In een minderheid van de handschriften wordt hij Scholasticus genoemd. Daaruit heeft Valois afgeleid dat hij jurist of zelfs advocaat was, maar daar worden tegenwoordig eveneens vraagtekens bij gezet. Ook zijn kennis van het Latijn is daar onvoldoende argument voor, omdat het in zijn tijd niet ongewoon was dat ook niet-juristen in Constantinopel die taal machtig waren. Sommigen gaan ervanuit dat hij tot de clerus behoorde.

Zijn Kerkgeschiedenis

Het enige werk dat van Socrates bekend is, is zijn Historia ecclesiastica (Kerkgeschiedenis). Hij ziet zichzelf bewust staan in de traditie van Eusebius van Caesarea, die hij hoogacht, en op wiens kerkgeschiedenis hij een vervolg wilde schrijven. Het geschrift beslaat de periode van 305 (toen Diocletianus afstand deed van de troon) tot 439 (het zeventiende regeringsjaar van Theodosius II).

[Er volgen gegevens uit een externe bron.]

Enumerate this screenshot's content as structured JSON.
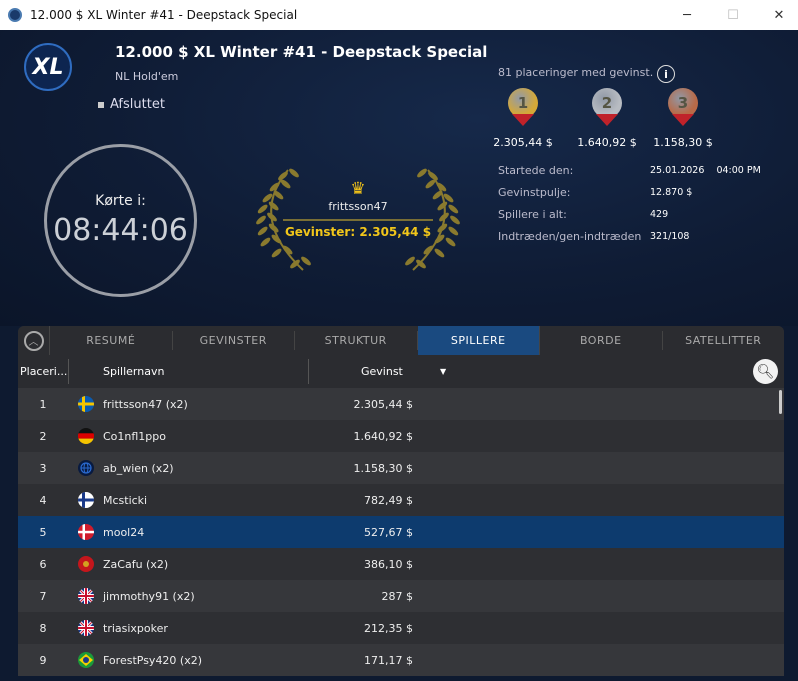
{
  "window": {
    "title": "12.000 $ XL Winter #41 - Deepstack Special"
  },
  "header": {
    "logo_text": "XL",
    "title": "12.000 $ XL Winter #41 - Deepstack Special",
    "game": "NL Hold'em",
    "status": "Afsluttet"
  },
  "clock": {
    "label": "Kørte i:",
    "value": "08:44:06"
  },
  "winner": {
    "name": "frittsson47",
    "prize": "Gevinster: 2.305,44 $"
  },
  "payouts": {
    "summary": "81 placeringer med gevinst.",
    "medals": [
      {
        "rank": "1",
        "amount": "2.305,44 $",
        "color": "#d4a838"
      },
      {
        "rank": "2",
        "amount": "1.640,92 $",
        "color": "#b8bcc2"
      },
      {
        "rank": "3",
        "amount": "1.158,30 $",
        "color": "#b86a48"
      }
    ]
  },
  "stats": [
    {
      "label": "Startede den:",
      "value": "25.01.2026    04:00 PM"
    },
    {
      "label": "Gevinstpulje:",
      "value": "12.870 $"
    },
    {
      "label": "Spillere i alt:",
      "value": "429"
    },
    {
      "label": "Indtræden/gen-indtræden",
      "value": "321/108"
    }
  ],
  "tabs": [
    {
      "label": "RESUMÉ"
    },
    {
      "label": "GEVINSTER"
    },
    {
      "label": "STRUKTUR"
    },
    {
      "label": "SPILLERE",
      "active": true
    },
    {
      "label": "BORDE"
    },
    {
      "label": "SATELLITTER"
    }
  ],
  "table": {
    "columns": {
      "position": "Placeri...",
      "name": "Spillernavn",
      "winnings": "Gevinst"
    },
    "rows": [
      {
        "pos": "1",
        "flag": "sweden",
        "name": "frittsson47 (x2)",
        "win": "2.305,44 $"
      },
      {
        "pos": "2",
        "flag": "germany",
        "name": "Co1nfl1ppo",
        "win": "1.640,92 $"
      },
      {
        "pos": "3",
        "flag": "globe",
        "name": "ab_wien (x2)",
        "win": "1.158,30 $"
      },
      {
        "pos": "4",
        "flag": "finland",
        "name": "Mcsticki",
        "win": "782,49 $"
      },
      {
        "pos": "5",
        "flag": "denmark",
        "name": "mool24",
        "win": "527,67 $",
        "selected": true
      },
      {
        "pos": "6",
        "flag": "montenegro",
        "name": "ZaCafu (x2)",
        "win": "386,10 $"
      },
      {
        "pos": "7",
        "flag": "uk",
        "name": "jimmothy91 (x2)",
        "win": "287 $"
      },
      {
        "pos": "8",
        "flag": "uk",
        "name": "triasixpoker",
        "win": "212,35 $"
      },
      {
        "pos": "9",
        "flag": "brazil",
        "name": "ForestPsy420 (x2)",
        "win": "171,17 $"
      }
    ]
  }
}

Socrates schreef in opdracht van ene Theodorus, een ‘heilige man Gods’, waarschijnlijk een clericus. Chesnut ziet in Theodorus echter een van degenen die in opdracht van keizer Theodosius II werkte aan de Codex Theodosianus, het monumentale wetboek dat alle wetten sinds Constantijn bijeenbracht en dat in 438 werd gepubliceerd. Chesnut beschouwt Socrates als een advocaat, die mogelijk ten behoeve van de Codex de kerkgeschiedenis in dezelfde periode moest onderzoeken. Noch zijn suggestie van een samenhang met de Codex, noch zijn visie op Theodorus als jurist hebben echter veel navolging gekregen. Hansen, de uitgever van de kritische editie van de Kerkgeschiedenis, suggereert daarentegen dat het werk oorspronke­lijk eindigde met de dood van Theodosius I. De beide laatste boeken zouden dan later door Socrates zijn toegevoegd.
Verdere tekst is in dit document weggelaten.